Oh ! mystère d’amour ! … Je l’aimais parce que je sentais que je l’aimais, je sentais qu’il m’attirait, qu’il me voulait toute à Lui, mais toute dénuée, dépouillée, abandonnée, uniformée avec la plus vive foi ; qu’il voulait que mon âme avec ses trois puissances supérieures prît en unité les sentiments de l’âme de l’Homme-Dieu qui sont tous dirigés à la plus grande glorification du Père Éternel.

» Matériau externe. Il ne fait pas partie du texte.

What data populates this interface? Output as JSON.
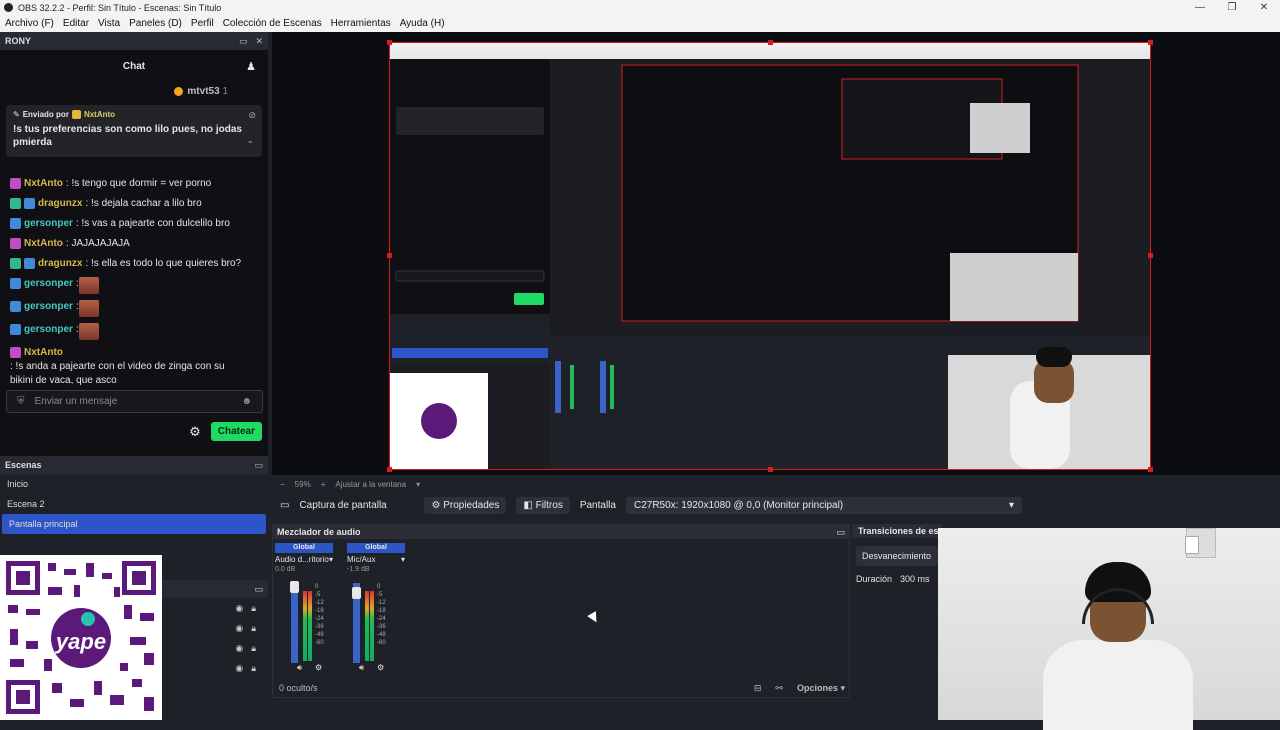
{
  "window": {
    "title": "OBS 32.2.2 - Perfil: Sin Título - Escenas: Sin Título",
    "controls": [
      "—",
      "❐",
      "✕"
    ]
  },
  "menu": [
    "Archivo (F)",
    "Editar",
    "Vista",
    "Paneles (D)",
    "Perfil",
    "Colección de Escenas",
    "Herramientas",
    "Ayuda (H)"
  ],
  "chat_dock": {
    "name": "RONY",
    "title": "Chat",
    "points_user": "mtvt53",
    "points_value": "1",
    "pinned": {
      "label": "Enviado por",
      "user": "NxtAnto",
      "text": "!s tus preferencias son como lilo pues, no jodas pmierda"
    },
    "messages": [
      {
        "user": "NxtAnto",
        "text": ": !s tengo que dormir = ver porno"
      },
      {
        "user": "dragunzx",
        "text": ": !s dejala cachar a lilo bro"
      },
      {
        "user": "gersonper",
        "text": ": !s vas a pajearte con dulcelilo bro"
      },
      {
        "user": "NxtAnto",
        "text": ": JAJAJAJAJA"
      },
      {
        "user": "dragunzx",
        "text": ": !s ella es todo lo que quieres bro?"
      },
      {
        "user": "gersonper",
        "text": ":"
      },
      {
        "user": "gersonper",
        "text": ":"
      },
      {
        "user": "gersonper",
        "text": ":"
      },
      {
        "user": "NxtAnto",
        "text": ": !s anda a pajearte con el video de zinga con su bikini de vaca, que asco"
      }
    ],
    "input_placeholder": "Enviar un mensaje",
    "send_label": "Chatear"
  },
  "scenes": {
    "title": "Escenas",
    "items": [
      "Inicio",
      "Escena 2",
      "Pantalla principal"
    ],
    "selected": "Pantalla principal"
  },
  "preview_controls": {
    "zoom": "59%",
    "fit": "Ajustar a la ventana"
  },
  "source_bar": {
    "source_name": "Captura de pantalla",
    "properties": "Propiedades",
    "filters": "Filtros",
    "display_label": "Pantalla",
    "display_value": "C27R50x: 1920x1080 @ 0,0 (Monitor principal)"
  },
  "mixer": {
    "title": "Mezclador de audio",
    "channels": [
      {
        "scope": "Global",
        "name": "Audio d...ritorio",
        "db": "0.0 dB"
      },
      {
        "scope": "Global",
        "name": "Mic/Aux",
        "db": "-1.9 dB"
      }
    ],
    "scale": [
      "0",
      "-5",
      "-12",
      "-18",
      "-24",
      "-36",
      "-48",
      "-60"
    ],
    "hidden_count": "0 oculto/s",
    "options": "Opciones"
  },
  "transitions": {
    "title": "Transiciones de escena",
    "type": "Desvanecimiento",
    "duration_label": "Duración",
    "duration_value": "300 ms"
  },
  "colors": {
    "accent": "#2d55c8",
    "send": "#1fdb63",
    "selection_red": "#d21e1e"
  }
}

Que pouvais-je faire, moi si ignorante et pleine de défauts ? Pour correspondre aux divines grâces, je cherchais dans la mesure de mon savoir et avec toute l’ardeur de mon âme toutes espèces de souffrances, cependant les souffrances que j’agréais avec le plus d’amour étaient celles que mon Dieu m’envoyait directement ou par l’entremise de ses créatures ou des événements. Dans les petites choses que je faisais, la crainte me venait parfois de ne pas agir selon le goût de mon Amant Jésus, mais je ne m’arrêtais pas pour cela.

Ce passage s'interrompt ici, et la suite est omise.